Apple Delays QuickTime 6 Over Proposed MPEG-4 Licenses
znu writes: "Apple announced at the QuickTime Live! conference today that there's a public preview of QuickTime 6 with full MPEG-4 support ready to ship, but the terms of the proposed MPEG-4 license are holding it back. For those who haven't been following this, MPEG wants $0.25 per encoder/decoder for MPEG-4, up to $2 million per company per year. Apple is fine with that. But MPEG also wants content distributers to pony up $0.02/hour for any content that's distributed for profit. Apple feels that determining just what is "for profit" will be problematic, and that this pricing will seriously inhibit MPEG-4 adoption.
You are encouraged to complain to MPEG LA about this situation."
What we really need is a nice, free, high quality and open source standard. Then, anyone can use it without paying the license fees, and it will be able to run on any platform. Whereas music files have converged to mainly MP3 and OGG Vorbis files, videos are heavily divided between MPEG, QuickTime, DiVX & AVI, RM, and ASF. It is really annoying to use so many different players to play simple videos, I use at least four different ones regularly. Plus, I haven't found anything that can play RM except for RealPlayer, which is unfortunate since some of them have not been displaying correctly on my computer.
"I have not failed. I've simply found 10,000 ways that won't work." --Thomas Edison
Open standards have reigned supreme on the internet, and nearly everywhere else, but somehow these proprietary video compression algorithms live on.
Sadly, I can think of more contradictions to that statement than examples of it.
We are still using GIF, after all.
http://images.slashdot.org/title.gif {- See?
Oh, and there are a whole lot more more people using MP3 than Ogg.
Oh, and uh - Isn't Flash a pretty darn closed standard?

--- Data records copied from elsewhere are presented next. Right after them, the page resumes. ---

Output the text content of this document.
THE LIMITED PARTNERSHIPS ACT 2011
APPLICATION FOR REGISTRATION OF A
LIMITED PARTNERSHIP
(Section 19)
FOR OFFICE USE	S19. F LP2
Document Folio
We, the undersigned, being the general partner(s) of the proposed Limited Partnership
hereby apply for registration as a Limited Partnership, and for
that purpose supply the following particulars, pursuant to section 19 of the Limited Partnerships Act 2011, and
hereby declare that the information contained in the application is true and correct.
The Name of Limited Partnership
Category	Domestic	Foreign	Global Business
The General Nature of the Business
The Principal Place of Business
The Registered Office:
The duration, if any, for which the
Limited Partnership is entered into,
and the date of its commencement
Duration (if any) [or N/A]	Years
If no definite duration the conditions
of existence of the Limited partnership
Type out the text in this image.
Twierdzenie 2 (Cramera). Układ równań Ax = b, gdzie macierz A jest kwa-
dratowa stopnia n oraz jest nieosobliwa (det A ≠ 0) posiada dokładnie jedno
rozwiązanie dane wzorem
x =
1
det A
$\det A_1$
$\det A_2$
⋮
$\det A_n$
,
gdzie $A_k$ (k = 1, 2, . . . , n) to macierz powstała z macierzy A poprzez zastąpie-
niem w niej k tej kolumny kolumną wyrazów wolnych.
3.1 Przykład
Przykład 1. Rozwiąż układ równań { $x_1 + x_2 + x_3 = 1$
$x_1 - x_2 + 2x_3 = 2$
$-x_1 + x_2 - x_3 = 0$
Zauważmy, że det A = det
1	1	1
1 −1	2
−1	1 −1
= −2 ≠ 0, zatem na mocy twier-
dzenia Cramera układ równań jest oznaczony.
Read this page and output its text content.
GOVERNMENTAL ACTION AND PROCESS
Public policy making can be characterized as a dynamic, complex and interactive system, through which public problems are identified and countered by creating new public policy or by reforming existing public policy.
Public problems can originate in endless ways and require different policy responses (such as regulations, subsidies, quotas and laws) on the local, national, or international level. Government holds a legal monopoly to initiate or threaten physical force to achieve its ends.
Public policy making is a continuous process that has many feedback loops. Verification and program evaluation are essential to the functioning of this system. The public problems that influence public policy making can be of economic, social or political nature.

What about that Windows thing? I think it has a pretty wide installed user base. Doesn't it? Not to mention Internet Explorer.
Sorry, dude. I think your post was a bit off the mark. It's not that I don't agree that it would be nice if stuff was all free and opened and life was good and all, but uh -- well. It's not. Sucks plenty.
"Everything you know is wrong. (And stupid.)"
Moderation Totals: Wrong=2, Stupid=3, Total=5.
At the time at which GIF became standard, the licensing issues were not known, so it appeared to be an open standard.
MP3 might be a closed standard, but at least no license fees are to be paid for distributing players (as far as I know, they're only required for encoders) or content.
Also note that, similar to GIF, when MP3 took off, encoders were developed without paying license fees as well. The license fees were not requested before MP3 already was popular, and even then, there was a lot of discussion about whether this would stop MP3. But there was no free alternative ready at that time.
No, it's not. It's documented similar to PDF. Besides, I wouldn't exactly call Flash an internet standard, it's more a marketing and salespeople standard ;-)
The original poster didn't claim that all implementations of the standards were free, but that the standards themselves were. IP, HTTP, HTML etc. are all open standards. The fact that they're implemented by proprietary products like Windows or Internet Explorer doesn't make the standards less open.